News

Discovery Health faces backlash as members hit with unexpected claims reprocessing fees

TOP PLANS AFFECTED

Staff Reporter|Published

Discovery Health is demanding payment from thousands of members on its top plans after it incorrectly processed certain prescription and over-the-counter medication claims at higher rates than permitted.

Image: Freepik

Members of Discovery Health have found themselves in a precarious financial position thanks to errors made by the medical scheme's Administrator when processing claims. The Motor Industry Staff Association (MISA) has voiced its condemnation of these misjudgments and insists that Discovery Health must assume the financial burden incurred by its members as a result.

MISA, representing over 75,000 members in the retail motor industry, labelled Discovery Health’s approach as "unacceptable" after it emerged that certain prescription and over-the-counter medication claims were incorrectly processed at higher rates than permitted. The errors have led to many members reaching their annual Above Threshold Benefit (ATB) sooner than expected, meaning claims have been funded incorrectly — much to the detriment of the members involved.
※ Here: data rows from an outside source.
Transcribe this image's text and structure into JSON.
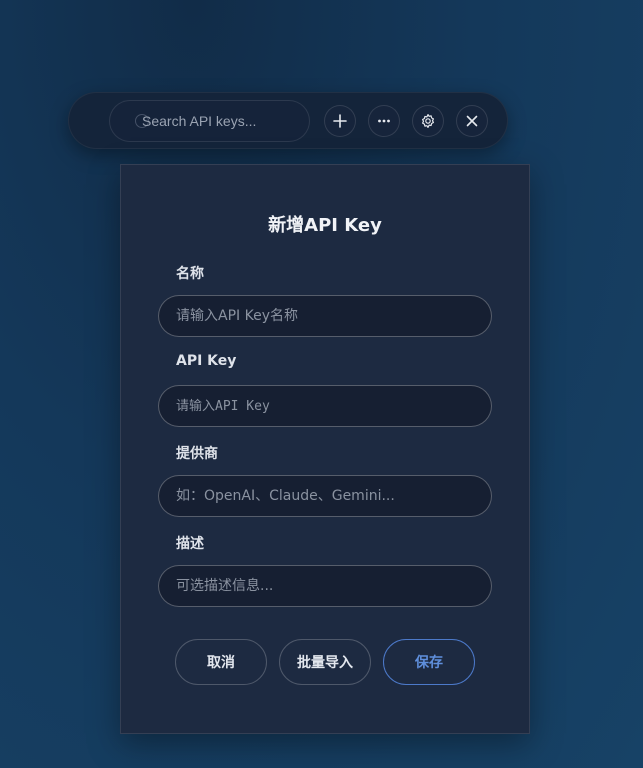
{
  "toolbar": {
    "search_placeholder": "Search API keys...",
    "buttons": [
      {
        "icon": "plus-icon"
      },
      {
        "icon": "more-icon"
      },
      {
        "icon": "gear-icon"
      },
      {
        "icon": "close-icon"
      }
    ]
  },
  "dialog": {
    "title": "新增API Key",
    "fields": {
      "name": {
        "label": "名称",
        "placeholder": "请输入API Key名称",
        "value": ""
      },
      "key": {
        "label": "API Key",
        "placeholder": "请输入API Key",
        "value": ""
      },
      "provider": {
        "label": "提供商",
        "placeholder": "如：OpenAI、Claude、Gemini...",
        "value": ""
      },
      "description": {
        "label": "描述",
        "placeholder": "可选描述信息...",
        "value": ""
      }
    },
    "buttons": {
      "cancel": "取消",
      "bulk_import": "批量导入",
      "save": "保存"
    }
  },
  "colors": {
    "accent": "#4c79c9",
    "panel": "#1d2a41",
    "toolbar": "#14243a"
  }
}
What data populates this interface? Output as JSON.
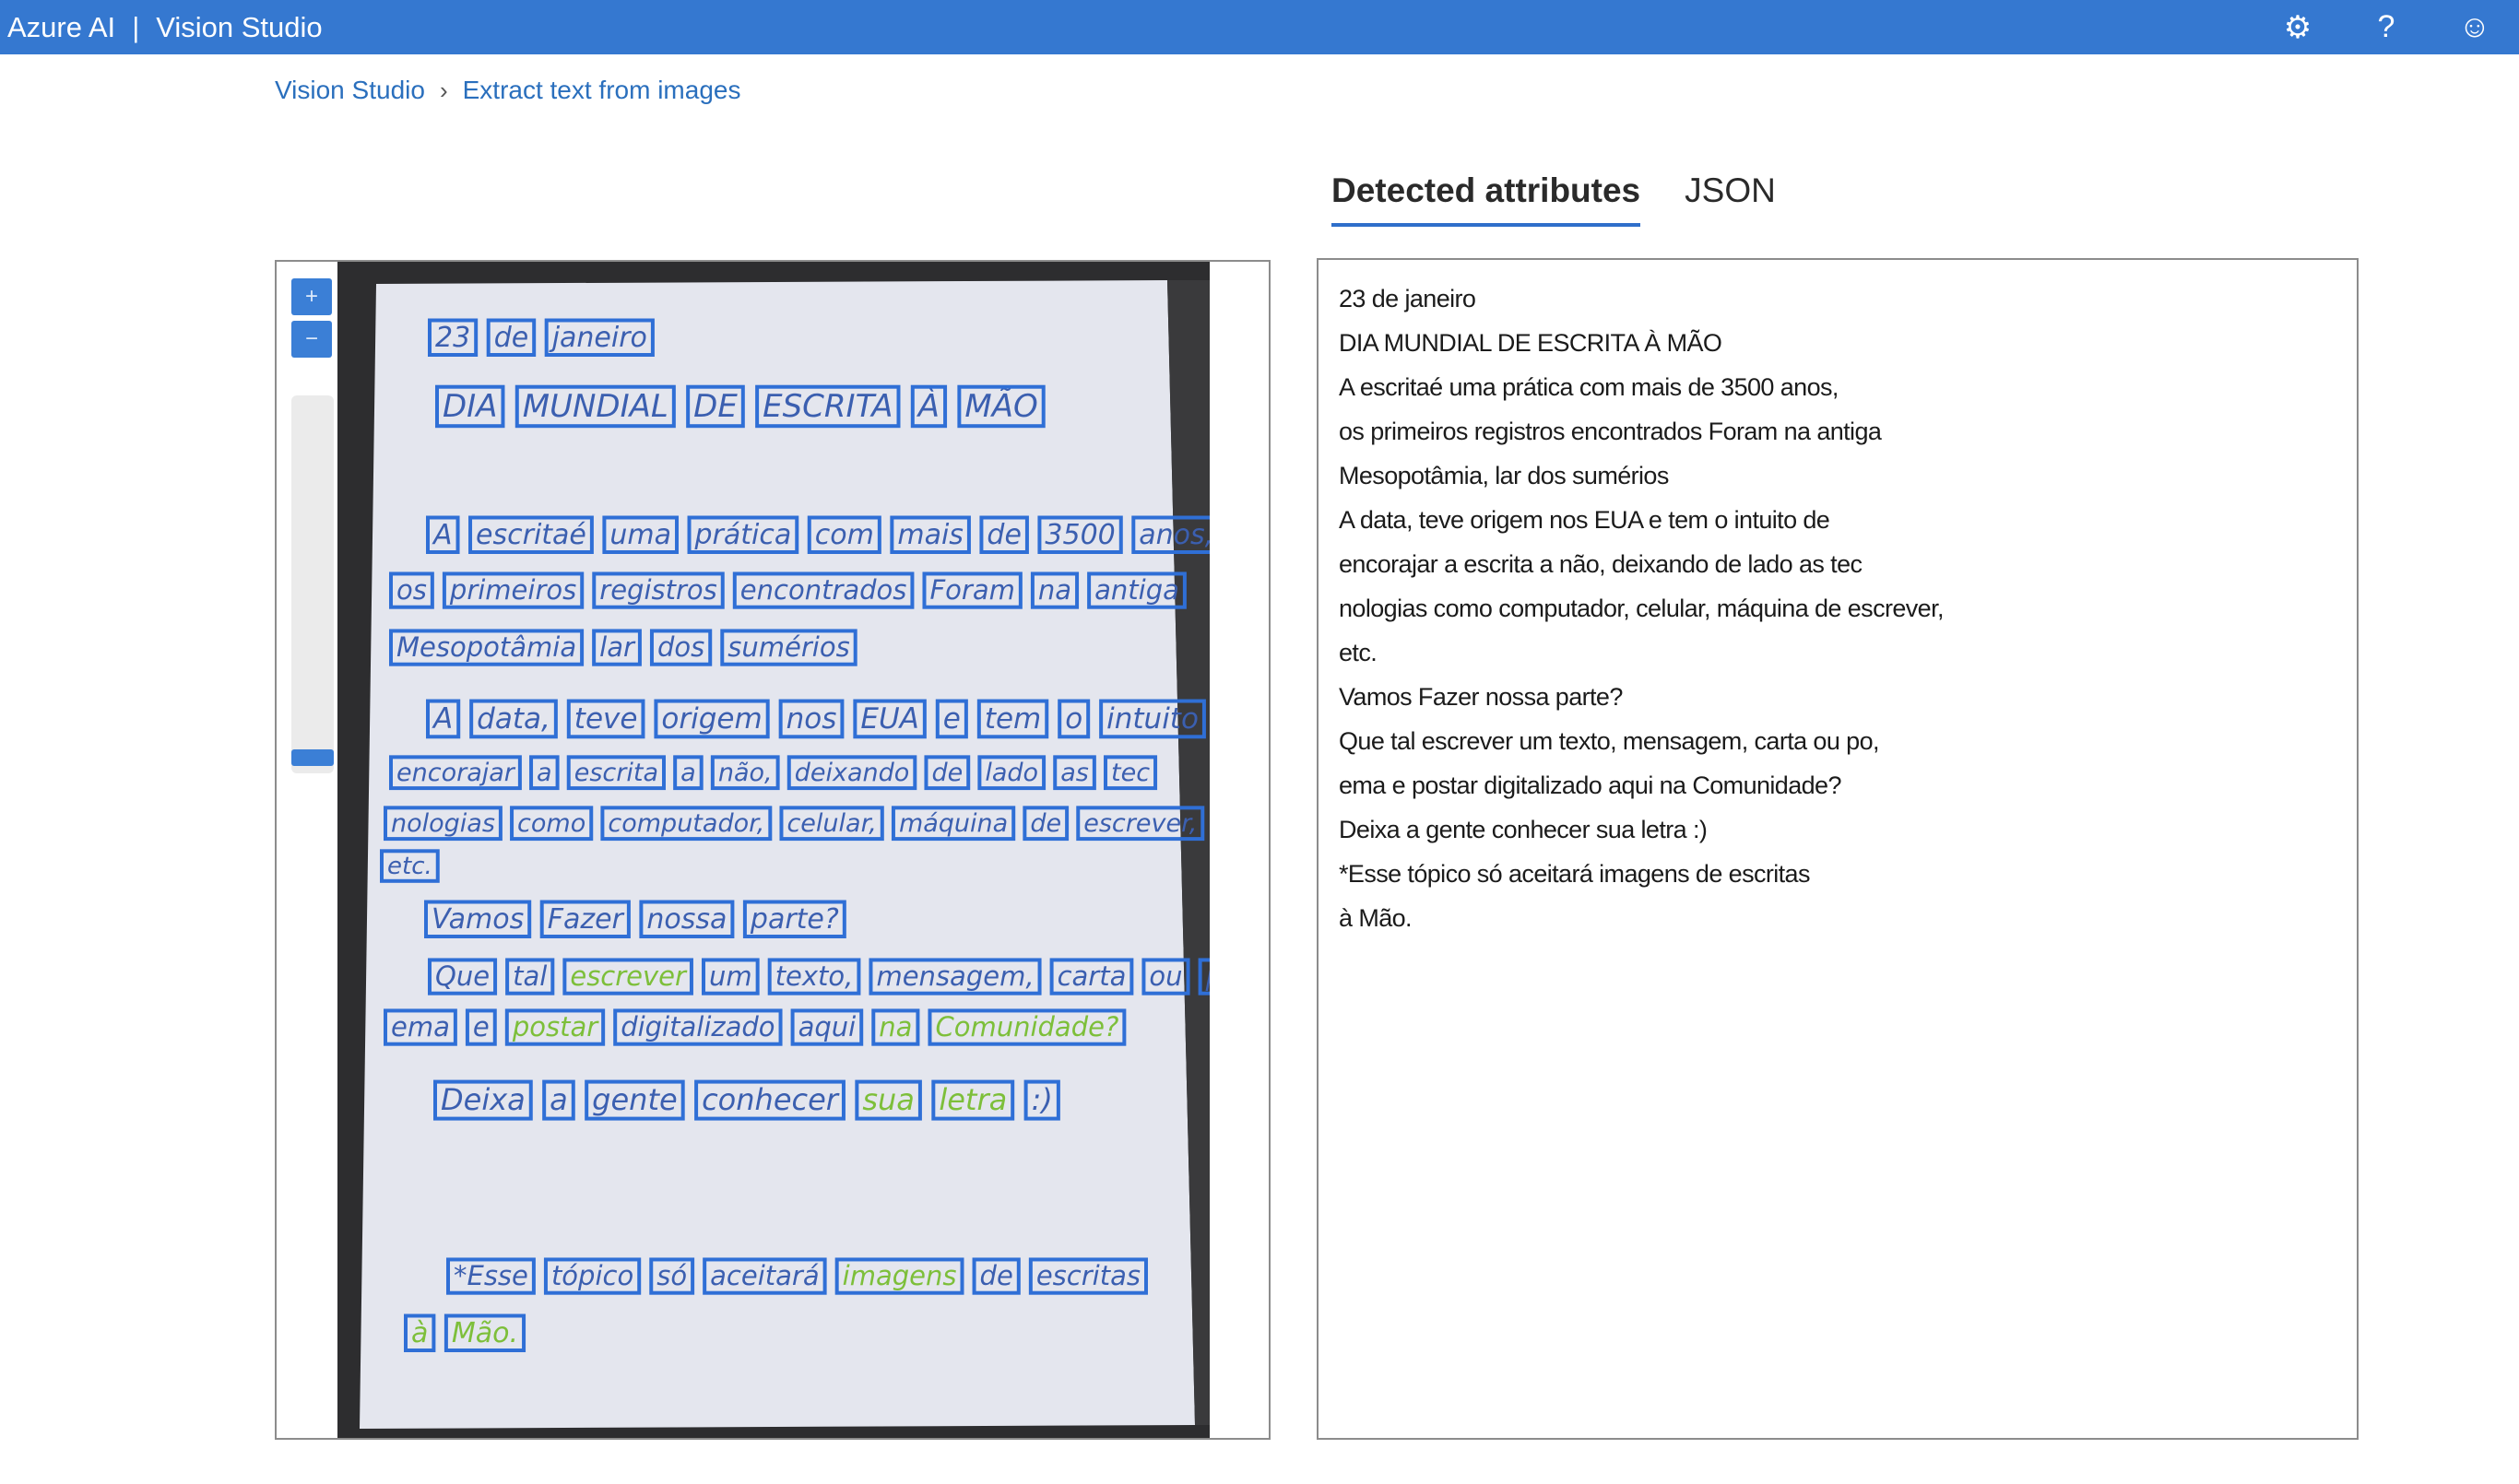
{
  "header": {
    "brand_left": "Azure AI",
    "brand_separator": "|",
    "brand_right": "Vision Studio",
    "icons": [
      "gear-icon",
      "help-icon",
      "feedback-smiley-icon"
    ],
    "icon_glyphs": {
      "settings": "⚙",
      "help": "?",
      "feedback": "☺"
    },
    "bar_color": "#3578d0"
  },
  "breadcrumb": {
    "items": [
      "Vision Studio",
      "Extract text from images"
    ],
    "separator": "›"
  },
  "tabs": [
    {
      "label": "Detected attributes",
      "active": true
    },
    {
      "label": "JSON",
      "active": false
    }
  ],
  "viewer": {
    "zoom_in_label": "+",
    "zoom_out_label": "−",
    "zoom_level": 0.0
  },
  "photo_words": [
    [
      "23",
      "de",
      "janeiro"
    ],
    [
      "DIA",
      "MUNDIAL",
      "DE",
      "ESCRITA",
      "À",
      "MÃO"
    ],
    [
      "A",
      "escritaé",
      "uma",
      "prática",
      "com",
      "mais",
      "de",
      "3500",
      "anos,"
    ],
    [
      "os",
      "primeiros",
      "registros",
      "encontrados",
      "Foram",
      "na",
      "antiga"
    ],
    [
      "Mesopotâmia",
      "lar",
      "dos",
      "sumérios"
    ],
    [
      "A",
      "data,",
      "teve",
      "origem",
      "nos",
      "EUA",
      "e",
      "tem",
      "o",
      "intuito",
      "de"
    ],
    [
      "encorajar",
      "a",
      "escrita",
      "a",
      "não,",
      "deixando",
      "de",
      "lado",
      "as",
      "tec"
    ],
    [
      "nologias",
      "como",
      "computador,",
      "celular,",
      "máquina",
      "de",
      "escrever,"
    ],
    [
      "etc."
    ],
    [
      "Vamos",
      "Fazer",
      "nossa",
      "parte?"
    ],
    [
      "Que",
      "tal",
      "escrever",
      "um",
      "texto,",
      "mensagem,",
      "carta",
      "ou",
      "po,"
    ],
    [
      "ema",
      "e",
      "postar",
      "digitalizado",
      "aqui",
      "na",
      "Comunidade?"
    ],
    [
      "Deixa",
      "a",
      "gente",
      "conhecer",
      "sua",
      "letra",
      ":)"
    ],
    [
      "*Esse",
      "tópico",
      "só",
      "aceitará",
      "imagens",
      "de",
      "escritas"
    ],
    [
      "à",
      "Mão."
    ]
  ],
  "detected_text": [
    "23 de janeiro",
    "DIA MUNDIAL DE ESCRITA À MÃO",
    "A escritaé uma prática com mais de 3500 anos,",
    "os primeiros registros encontrados Foram na antiga",
    "Mesopotâmia, lar dos sumérios",
    "A data, teve origem nos EUA e tem o intuito de",
    "encorajar a escrita a não, deixando de lado as tec",
    "nologias como computador, celular, máquina de escrever,",
    "etc.",
    "Vamos Fazer nossa parte?",
    "Que tal escrever um texto, mensagem, carta ou po,",
    "ema e postar digitalizado aqui na Comunidade?",
    "Deixa a gente conhecer sua letra :)",
    "*Esse tópico só aceitará imagens de escritas",
    "à Mão."
  ],
  "colors": {
    "accent": "#3578d0",
    "box": "#2f6fd6",
    "ink_blue": "#3b5fb0",
    "ink_green": "#7dbf3a",
    "paper": "#e4e6ee"
  }
}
Martlé Keyter, Chief Executive Officer: Operations at MISA, expressed disbelief at the lack of accountability shown by the Discovery Group. "Discovery Health must take the financial knock on behalf of its members. It is not as though this is a bankrupt medical aid," she said. Keyter highlighted that the Discovery Group, a JSE-listed entity encompassing Discovery Health, Discovery Life, Discovery Invest, Discovery Insure, and Discovery Bank, reported impressive growth figures, with a 29% increase in normalised profit from operations to R15.21 billion by June 2023. The fact that affected members are now burdened with debts running into thousands of rand is both shocking and unsettling, according to Keyter.
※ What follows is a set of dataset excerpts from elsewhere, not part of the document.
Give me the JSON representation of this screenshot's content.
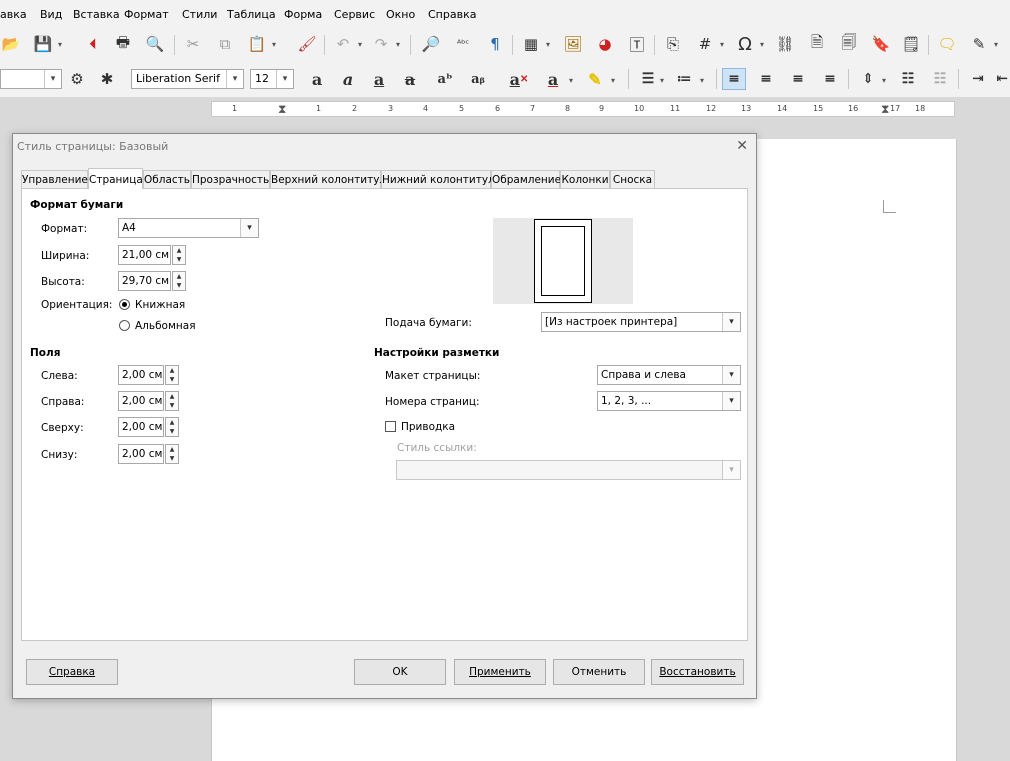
{
  "menu": [
    "авка",
    "Вид",
    "Вставка",
    "Формат",
    "Стили",
    "Таблица",
    "Форма",
    "Сервис",
    "Окно",
    "Справка"
  ],
  "toolbar2": {
    "font_name": "Liberation Serif",
    "font_size": "12"
  },
  "ruler": [
    "1",
    "1",
    "2",
    "3",
    "4",
    "5",
    "6",
    "7",
    "8",
    "9",
    "10",
    "11",
    "12",
    "13",
    "14",
    "15",
    "16",
    "17",
    "18"
  ],
  "dialog": {
    "title": "Стиль страницы: Базовый",
    "close": "✕",
    "tabs": [
      "Управление",
      "Страница",
      "Область",
      "Прозрачность",
      "Верхний колонтитул",
      "Нижний колонтитул",
      "Обрамление",
      "Колонки",
      "Сноска"
    ],
    "paper": {
      "heading": "Формат бумаги",
      "format_label": "Формат:",
      "format_value": "A4",
      "width_label": "Ширина:",
      "width_value": "21,00 см",
      "height_label": "Высота:",
      "height_value": "29,70 см",
      "orientation_label": "Ориентация:",
      "portrait": "Книжная",
      "landscape": "Альбомная",
      "tray_label": "Подача бумаги:",
      "tray_value": "[Из настроек принтера]"
    },
    "margins": {
      "heading": "Поля",
      "left_label": "Слева:",
      "left_value": "2,00 см",
      "right_label": "Справа:",
      "right_value": "2,00 см",
      "top_label": "Сверху:",
      "top_value": "2,00 см",
      "bottom_label": "Снизу:",
      "bottom_value": "2,00 см"
    },
    "layout": {
      "heading": "Настройки разметки",
      "page_layout_label": "Макет страницы:",
      "page_layout_value": "Справа и слева",
      "numbers_label": "Номера страниц:",
      "numbers_value": "1, 2, 3, ...",
      "register_label": "Приводка",
      "ref_style_label": "Стиль ссылки:",
      "ref_style_value": ""
    },
    "buttons": {
      "help": "Справка",
      "ok": "OK",
      "apply": "Применить",
      "cancel": "Отменить",
      "reset": "Восстановить"
    }
  }
}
Particularly affected are Discovery members on its five top plans – including Classic Comprehensive, Classic Priority and Executive.
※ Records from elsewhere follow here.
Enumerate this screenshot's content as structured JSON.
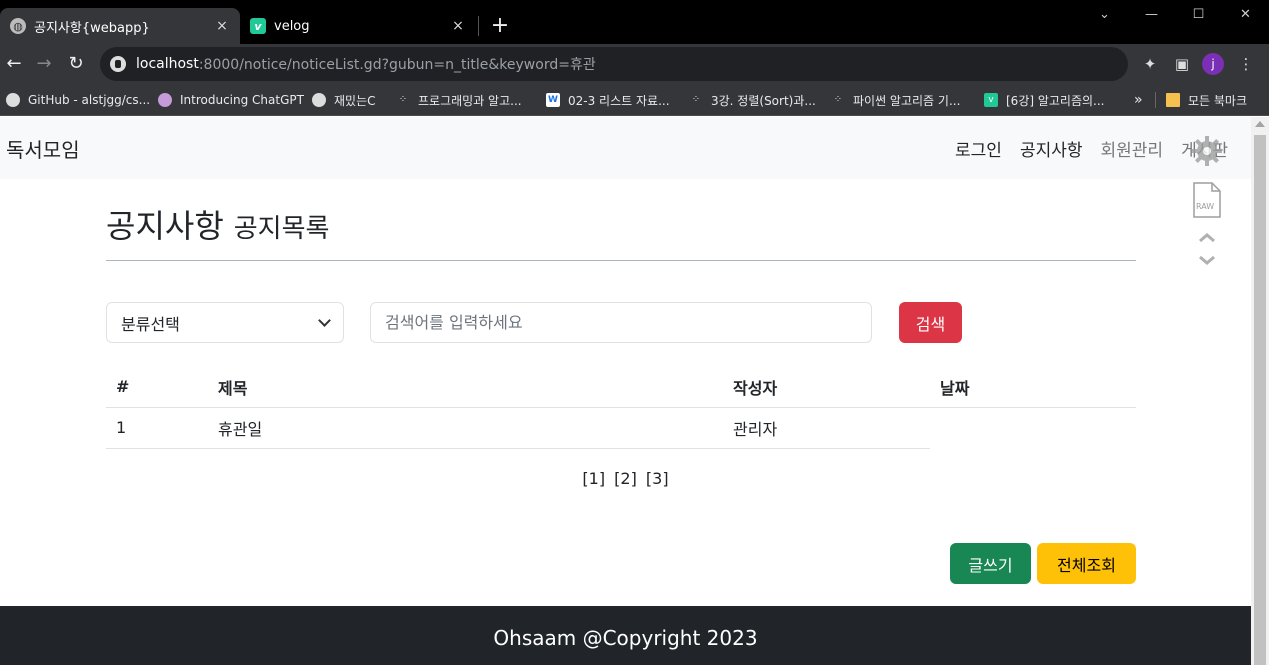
{
  "browser": {
    "tabs": [
      {
        "title": "공지사항{webapp}",
        "active": true
      },
      {
        "title": "velog",
        "active": false
      }
    ],
    "close_glyph": "×",
    "new_tab_glyph": "+",
    "window_controls": {
      "dropdown": "⌄",
      "minimize": "—",
      "maximize": "☐",
      "close": "✕"
    },
    "nav": {
      "back": "←",
      "forward": "→",
      "reload": "↻"
    },
    "url_host": "localhost",
    "url_rest": ":8000/notice/noticeList.gd?gubun=n_title&keyword=휴관",
    "profile_initial": "j",
    "bookmarks": [
      {
        "label": "GitHub - alstjgg/cs...",
        "icon": "github-icon"
      },
      {
        "label": "Introducing ChatGPT",
        "icon": "openai-icon"
      },
      {
        "label": "재밌는C",
        "icon": "globe-icon"
      },
      {
        "label": "프로그래밍과 알고...",
        "icon": "dots-icon"
      },
      {
        "label": "02-3 리스트 자료...",
        "icon": "w-icon"
      },
      {
        "label": "3강. 정렬(Sort)과...",
        "icon": "dots-icon"
      },
      {
        "label": "파이썬 알고리즘 기...",
        "icon": "dots-icon"
      },
      {
        "label": "[6강] 알고리즘의...",
        "icon": "velog-icon"
      }
    ],
    "bookmarks_overflow": "»",
    "bookmarks_folder": "모든 북마크"
  },
  "site": {
    "brand": "독서모임",
    "nav": [
      "로그인",
      "공지사항",
      "회원관리",
      "게시판"
    ]
  },
  "page": {
    "title": "공지사항",
    "subtitle": "공지목록"
  },
  "search": {
    "select_value": "분류선택",
    "placeholder": "검색어를 입력하세요",
    "button": "검색"
  },
  "table": {
    "headers": [
      "#",
      "제목",
      "작성자",
      "날짜"
    ],
    "rows": [
      {
        "no": "1",
        "title": "휴관일",
        "writer": "관리자",
        "date": ""
      }
    ]
  },
  "pagination": [
    "[1]",
    "[2]",
    "[3]"
  ],
  "actions": {
    "write": "글쓰기",
    "list_all": "전체조회"
  },
  "footer": "Ohsaam @Copyright 2023"
}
The repercussions of Discovery Health's errors come at a time when the retail motor industry is still grappling with significant strain. Just last week, MISA disclosed that Motus Retail is facing a grim outlook heading into 2026, with 86 job losses and significant alterations to remuneration and benefits for hundreds of employees. The stress on financial resources is palpable, making the reprocessing of claims by Discovery Health all the more alarming for MISA’s members, many of whom rely on these medical benefits for their health and livelihood.

Discovery Health has since undertaken the task of reprocessing the impacted claims and reaching out to members, revealing that they now owe the scheme the value of the incorrectly funded claims. This processing error has left many members in considerable distress, with financial turmoil and uncertainty looming over their health futures.

As the situation continues to unfold, it remains to be seen how Discovery Health will address the grievances of its members and whether pressure from organisations like MISA will prompt any remedial action. The health of thousands who rely on these essential services now hangs precariously in the balance, raising serious questions about the responsibilities of medical aid administrators in safeguarding the interests of their members.